Bash: comparing a string as an integer
BaSH conditionals are - when it comes to numbers and arithmetic - terribly confusing.
Either of these methods will work:
if [ $((supportLeft)) -lt 1 ] || [ $((yearCompare)) -gt 0 ]
or
if (( supportLeft < 1 || yearCompare > 0 ))
Note both methods treat null values as zero. Depending on your script and environment, this may be advantageous in the sense they won't generate an error message if the value of the variable on either side of the equation is null.
Like this:
[[ $supportLeft -lt 1 || $yearCompare -gt 0 ]]

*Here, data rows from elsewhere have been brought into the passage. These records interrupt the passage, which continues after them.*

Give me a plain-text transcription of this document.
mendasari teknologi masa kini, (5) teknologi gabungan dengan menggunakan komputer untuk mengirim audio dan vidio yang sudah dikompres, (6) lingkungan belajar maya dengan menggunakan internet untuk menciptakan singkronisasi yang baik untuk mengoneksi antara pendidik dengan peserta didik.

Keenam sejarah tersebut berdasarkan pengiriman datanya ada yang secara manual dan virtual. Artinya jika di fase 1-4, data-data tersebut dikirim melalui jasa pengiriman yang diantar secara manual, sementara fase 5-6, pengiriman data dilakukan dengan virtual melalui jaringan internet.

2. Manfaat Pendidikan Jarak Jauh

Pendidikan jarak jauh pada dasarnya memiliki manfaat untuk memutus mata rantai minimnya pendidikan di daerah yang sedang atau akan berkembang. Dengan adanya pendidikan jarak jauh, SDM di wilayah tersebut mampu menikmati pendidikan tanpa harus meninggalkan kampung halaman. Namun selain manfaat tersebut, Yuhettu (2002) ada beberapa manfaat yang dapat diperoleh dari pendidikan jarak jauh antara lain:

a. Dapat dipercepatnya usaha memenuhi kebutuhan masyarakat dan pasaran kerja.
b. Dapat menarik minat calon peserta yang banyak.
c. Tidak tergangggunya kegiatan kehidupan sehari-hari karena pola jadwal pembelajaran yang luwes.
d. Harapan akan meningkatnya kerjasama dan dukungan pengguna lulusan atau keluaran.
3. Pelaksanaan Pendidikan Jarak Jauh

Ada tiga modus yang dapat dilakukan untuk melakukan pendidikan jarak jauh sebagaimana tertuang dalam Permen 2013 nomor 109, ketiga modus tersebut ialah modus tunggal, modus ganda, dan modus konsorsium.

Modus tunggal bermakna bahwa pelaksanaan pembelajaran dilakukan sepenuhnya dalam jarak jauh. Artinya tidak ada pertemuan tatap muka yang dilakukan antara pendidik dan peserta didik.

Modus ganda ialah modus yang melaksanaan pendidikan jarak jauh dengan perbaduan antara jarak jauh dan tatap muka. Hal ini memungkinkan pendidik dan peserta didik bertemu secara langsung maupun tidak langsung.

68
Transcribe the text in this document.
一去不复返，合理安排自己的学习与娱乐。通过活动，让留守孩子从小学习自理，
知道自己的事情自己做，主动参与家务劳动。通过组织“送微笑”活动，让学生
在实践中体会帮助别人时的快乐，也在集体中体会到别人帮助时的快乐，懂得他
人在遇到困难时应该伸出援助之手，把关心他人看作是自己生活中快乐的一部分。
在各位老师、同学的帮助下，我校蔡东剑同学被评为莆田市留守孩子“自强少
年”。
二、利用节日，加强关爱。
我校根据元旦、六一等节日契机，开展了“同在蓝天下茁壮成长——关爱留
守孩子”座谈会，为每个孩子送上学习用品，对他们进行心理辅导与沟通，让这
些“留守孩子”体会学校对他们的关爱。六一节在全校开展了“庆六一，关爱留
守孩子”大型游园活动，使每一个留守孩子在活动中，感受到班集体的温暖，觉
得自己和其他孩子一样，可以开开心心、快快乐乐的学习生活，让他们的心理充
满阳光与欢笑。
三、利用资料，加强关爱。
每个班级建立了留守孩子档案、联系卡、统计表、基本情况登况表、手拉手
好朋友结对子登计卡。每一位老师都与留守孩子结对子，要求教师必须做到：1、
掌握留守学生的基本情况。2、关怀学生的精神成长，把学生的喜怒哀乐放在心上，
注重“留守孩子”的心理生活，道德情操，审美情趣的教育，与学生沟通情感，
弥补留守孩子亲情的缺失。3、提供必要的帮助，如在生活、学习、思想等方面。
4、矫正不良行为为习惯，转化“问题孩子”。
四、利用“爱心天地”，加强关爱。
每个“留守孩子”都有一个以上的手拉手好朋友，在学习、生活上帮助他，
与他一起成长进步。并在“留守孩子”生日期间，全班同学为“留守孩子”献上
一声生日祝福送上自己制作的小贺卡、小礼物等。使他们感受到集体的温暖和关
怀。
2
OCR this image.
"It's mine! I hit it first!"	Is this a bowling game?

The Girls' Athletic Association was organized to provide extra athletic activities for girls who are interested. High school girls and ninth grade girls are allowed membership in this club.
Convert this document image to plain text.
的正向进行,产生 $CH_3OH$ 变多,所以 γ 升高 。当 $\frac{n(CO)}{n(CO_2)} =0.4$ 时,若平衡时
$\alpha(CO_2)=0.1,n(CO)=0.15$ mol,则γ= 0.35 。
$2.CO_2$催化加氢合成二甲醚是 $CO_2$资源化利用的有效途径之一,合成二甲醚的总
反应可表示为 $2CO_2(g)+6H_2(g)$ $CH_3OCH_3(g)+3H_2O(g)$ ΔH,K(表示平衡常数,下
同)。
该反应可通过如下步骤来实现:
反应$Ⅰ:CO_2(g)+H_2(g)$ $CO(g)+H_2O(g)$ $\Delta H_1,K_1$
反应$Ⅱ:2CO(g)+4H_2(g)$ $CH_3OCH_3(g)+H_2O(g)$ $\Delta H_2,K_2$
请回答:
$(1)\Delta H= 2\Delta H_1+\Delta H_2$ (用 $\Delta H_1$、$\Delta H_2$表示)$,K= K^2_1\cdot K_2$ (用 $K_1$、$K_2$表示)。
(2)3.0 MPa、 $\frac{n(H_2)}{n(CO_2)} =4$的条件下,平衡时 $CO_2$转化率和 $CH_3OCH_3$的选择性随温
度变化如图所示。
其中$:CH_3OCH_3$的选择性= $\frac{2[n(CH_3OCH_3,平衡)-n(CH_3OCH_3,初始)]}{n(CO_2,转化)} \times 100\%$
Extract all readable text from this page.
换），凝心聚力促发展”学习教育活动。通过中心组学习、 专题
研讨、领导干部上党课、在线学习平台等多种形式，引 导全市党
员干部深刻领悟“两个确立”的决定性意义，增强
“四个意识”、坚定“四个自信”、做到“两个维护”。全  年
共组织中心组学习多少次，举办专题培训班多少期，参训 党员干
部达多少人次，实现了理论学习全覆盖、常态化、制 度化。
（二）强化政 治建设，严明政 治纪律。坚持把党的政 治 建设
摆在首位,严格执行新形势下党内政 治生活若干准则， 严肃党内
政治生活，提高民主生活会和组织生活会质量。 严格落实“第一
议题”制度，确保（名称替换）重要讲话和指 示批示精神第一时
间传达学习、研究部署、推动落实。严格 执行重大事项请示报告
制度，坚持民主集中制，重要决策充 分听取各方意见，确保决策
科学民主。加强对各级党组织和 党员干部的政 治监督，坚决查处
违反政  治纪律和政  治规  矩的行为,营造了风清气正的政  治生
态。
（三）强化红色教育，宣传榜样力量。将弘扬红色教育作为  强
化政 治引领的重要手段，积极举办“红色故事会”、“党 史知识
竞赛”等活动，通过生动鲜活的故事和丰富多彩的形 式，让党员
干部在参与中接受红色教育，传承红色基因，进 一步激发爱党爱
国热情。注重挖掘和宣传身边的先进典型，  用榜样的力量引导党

You can find these and other related operators in man test
This seems to work:
if (( $supportLeft < 1 )) || (( $yearCompare > 0 ))
or
if (( $supportLeft < 1 || $yearCompare > 0 ))
Not sure if this is any help, but this question was high in Google when I searched for "compare string to int in bash"
You can "cast" a string to an int in bash by adding 0
NUM="99"
NUM=$(($NUM+0))
This works great if you have to deal with NULLs as well
NUM=""
NUM=$(($NUM+0))
Make sure there aren't any spaces in the string!
NUM=`echo $NUM | sed -e 's/ //g'`
(Tested on Solaris 10)